Wild gillend rende ik de keuken in, terwijl ik onderweg een lantaarn liet vallen, en duizenden vliegen brulden in wervelingen om me heen, zaten op mijn gezicht, nek en verstopten zich in mijn oren en mond. Ik kon niets zien en klom blindelings tegen hen en klom met geweld op de tafel bij het raam. Het was minstens zestien voet boven de grond, maar ik aarzelde geen seconde. Er is een plaag in huis, vliegen dragen het op zich, dus al het eten was ook besmet! Zodra ik me eten herinnerde, voelde ik een wanhopige aanval van misselijkheid.
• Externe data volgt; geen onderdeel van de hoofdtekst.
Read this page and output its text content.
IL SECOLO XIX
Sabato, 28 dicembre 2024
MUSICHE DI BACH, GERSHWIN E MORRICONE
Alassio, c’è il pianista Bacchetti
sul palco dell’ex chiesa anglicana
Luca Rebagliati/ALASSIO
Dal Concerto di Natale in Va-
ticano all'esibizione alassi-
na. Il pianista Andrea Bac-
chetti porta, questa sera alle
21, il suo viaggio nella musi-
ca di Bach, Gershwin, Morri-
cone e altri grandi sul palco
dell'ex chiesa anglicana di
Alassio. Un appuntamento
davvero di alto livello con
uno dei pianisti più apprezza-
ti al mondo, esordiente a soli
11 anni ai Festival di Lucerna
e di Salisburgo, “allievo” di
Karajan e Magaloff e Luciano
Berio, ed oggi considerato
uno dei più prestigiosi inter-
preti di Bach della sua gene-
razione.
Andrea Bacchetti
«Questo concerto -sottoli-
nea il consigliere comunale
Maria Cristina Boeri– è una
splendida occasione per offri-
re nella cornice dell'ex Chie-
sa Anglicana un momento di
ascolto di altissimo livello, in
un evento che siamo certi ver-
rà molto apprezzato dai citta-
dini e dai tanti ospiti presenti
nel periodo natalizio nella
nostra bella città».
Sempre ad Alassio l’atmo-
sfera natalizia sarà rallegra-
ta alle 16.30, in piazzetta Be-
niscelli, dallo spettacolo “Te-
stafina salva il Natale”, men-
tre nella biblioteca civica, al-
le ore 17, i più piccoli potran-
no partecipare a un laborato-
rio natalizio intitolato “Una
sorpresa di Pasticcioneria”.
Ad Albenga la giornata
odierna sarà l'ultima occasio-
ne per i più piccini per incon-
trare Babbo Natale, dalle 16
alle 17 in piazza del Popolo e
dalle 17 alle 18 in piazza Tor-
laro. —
Eindelijk mijn hoofd verloor, zwaaide ik en sloeg het glas met mijn vuist uit. En hoewel mijn lot al een uitgemaakte zaak was, besloot ik deze wezens te misleiden. Het is beter om mijn lijk op te eten, maar nooit een levend lichaam!

- Schakel de lijken uit! - Ik huilde hysterisch.

En toen sloot hij zijn ogen en stapte de leegte in.

* * *

Hierop viel de zwerver stil en ik hoorde het einde van het verhaal van zijn dokter, die ik op straat ontmoette toen ik het ziekenhuis verliet.

'Ze hebben hem opgehaald in een van de steegjes in Holborn. Ongeval - een vrachtwagen reed over hem heen - benen. Arme kerel, hij stierf bijna van de honger en, natuurlijk, uitzinnig. En sindsdien kan ik hem niet al deze onzin laten vergeten die hij je vandaag vertelde.

De hele avond dacht ik aan wat ik had gehoord. Is dit verhaal waar of is het een delirium van de patiënt? Zonder een antwoord te vinden, ging ik naar Holborn, maar kon het huis dat in het verhaal van de vagebond werd genoemd niet vinden. De ambulancechauffeur liet me de plaats zien waar ze de ongelukkige man hadden opgehaald. Lange tijd heb ik navraag gedaan en ontdekte dat de weg hier over de begraafplaats van de slachtoffers van de grote epidemie van de Zwarte Plaag gaat!